As the doctor rounded the desk to sit, Max sat down. I pushed myself off the ground, feeling a bit wounded and even more nervous. I held on to the chair as I sat, making sure I didn’t miss the seat.
Fuck. Everything about the day could fuck off.
“Sorry you had to wait so long,” the doctor said as she opened a folder on her desk and began to study the contents.

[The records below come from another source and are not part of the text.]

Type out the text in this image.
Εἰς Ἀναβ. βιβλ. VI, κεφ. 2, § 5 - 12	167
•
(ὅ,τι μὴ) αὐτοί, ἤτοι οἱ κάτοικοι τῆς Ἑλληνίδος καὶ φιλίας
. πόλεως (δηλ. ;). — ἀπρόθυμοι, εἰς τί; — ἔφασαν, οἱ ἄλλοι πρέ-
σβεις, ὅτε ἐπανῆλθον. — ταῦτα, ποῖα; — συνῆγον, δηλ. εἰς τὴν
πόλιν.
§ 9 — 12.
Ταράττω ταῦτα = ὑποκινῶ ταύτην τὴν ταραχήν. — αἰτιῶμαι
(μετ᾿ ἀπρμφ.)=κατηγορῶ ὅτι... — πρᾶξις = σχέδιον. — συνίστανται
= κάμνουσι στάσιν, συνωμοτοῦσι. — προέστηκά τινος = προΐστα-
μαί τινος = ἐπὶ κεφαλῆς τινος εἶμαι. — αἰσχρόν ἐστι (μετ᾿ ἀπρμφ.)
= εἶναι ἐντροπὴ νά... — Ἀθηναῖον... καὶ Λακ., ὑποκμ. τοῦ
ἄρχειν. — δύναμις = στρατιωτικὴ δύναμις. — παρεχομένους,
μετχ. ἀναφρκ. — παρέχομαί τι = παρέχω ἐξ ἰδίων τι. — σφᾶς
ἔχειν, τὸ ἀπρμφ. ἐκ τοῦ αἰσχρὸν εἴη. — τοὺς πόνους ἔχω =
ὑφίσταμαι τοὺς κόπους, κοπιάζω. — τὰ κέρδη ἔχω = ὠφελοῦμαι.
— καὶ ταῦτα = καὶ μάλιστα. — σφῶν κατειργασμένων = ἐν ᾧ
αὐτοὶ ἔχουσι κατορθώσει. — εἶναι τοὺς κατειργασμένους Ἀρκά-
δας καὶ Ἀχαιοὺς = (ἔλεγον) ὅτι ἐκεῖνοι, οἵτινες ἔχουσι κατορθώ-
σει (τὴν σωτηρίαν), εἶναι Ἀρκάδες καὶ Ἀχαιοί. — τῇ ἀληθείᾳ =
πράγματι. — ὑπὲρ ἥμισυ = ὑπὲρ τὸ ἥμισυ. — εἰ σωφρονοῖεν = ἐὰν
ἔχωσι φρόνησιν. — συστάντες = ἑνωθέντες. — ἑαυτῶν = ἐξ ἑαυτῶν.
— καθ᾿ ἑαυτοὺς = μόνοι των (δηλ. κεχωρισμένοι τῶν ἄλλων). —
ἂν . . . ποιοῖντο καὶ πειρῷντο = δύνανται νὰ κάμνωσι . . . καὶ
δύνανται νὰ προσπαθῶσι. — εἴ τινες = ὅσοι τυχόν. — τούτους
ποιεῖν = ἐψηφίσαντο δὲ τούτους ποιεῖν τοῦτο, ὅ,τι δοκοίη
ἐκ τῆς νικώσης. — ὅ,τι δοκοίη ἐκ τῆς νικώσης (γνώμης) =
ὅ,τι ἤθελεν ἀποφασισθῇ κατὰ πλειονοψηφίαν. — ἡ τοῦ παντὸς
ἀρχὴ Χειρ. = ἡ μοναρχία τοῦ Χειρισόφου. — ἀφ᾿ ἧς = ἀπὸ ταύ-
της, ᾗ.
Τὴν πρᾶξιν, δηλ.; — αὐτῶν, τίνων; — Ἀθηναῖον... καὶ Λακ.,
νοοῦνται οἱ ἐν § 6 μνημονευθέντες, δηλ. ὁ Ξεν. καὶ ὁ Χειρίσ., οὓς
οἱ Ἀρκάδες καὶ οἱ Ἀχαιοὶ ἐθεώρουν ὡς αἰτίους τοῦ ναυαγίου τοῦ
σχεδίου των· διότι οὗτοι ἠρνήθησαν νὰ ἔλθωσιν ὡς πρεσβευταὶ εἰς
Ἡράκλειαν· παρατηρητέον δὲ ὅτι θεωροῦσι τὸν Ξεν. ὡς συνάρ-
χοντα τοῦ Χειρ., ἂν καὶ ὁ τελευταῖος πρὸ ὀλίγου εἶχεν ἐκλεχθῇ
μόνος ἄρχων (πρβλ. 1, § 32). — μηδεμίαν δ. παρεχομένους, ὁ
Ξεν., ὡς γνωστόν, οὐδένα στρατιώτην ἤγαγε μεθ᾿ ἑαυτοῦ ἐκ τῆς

I sucked in a breath, unable to release it. There wasn’t a time in my life that I could recall where I’d felt more scared. Not when Angel had been kidnapped or when Thomas had been undercover. I felt completely helpless in this situation. When it came to brute force or kicking ass, I knew how to do it.
This was up to fate and genetics.
“It’s okay,” Max said with a fake smile as she looked at me.
I held her hand, gripping it tight. No matter what the doctor said, I wouldn’t let her down. I needed to be her brace. I needed to be the man she could lean on. I needed to be her rock—the one thing to keep her steady and sane through this time in her life. Fuck, through this time in our lives.
“Well, let’s get to it,” the doctor said, flipping a page and skimming over it.
I swallowed hard, sucking in another breath and holding it in my lungs.
“Based on the results of your test,” She flipped the page, moving over the words with her finger, “it states negative for ataxia, but as you know, there are some forms that can’t be found through testing.”
“So Max won’t get it,” I blurted out, giving her hand a squeeze.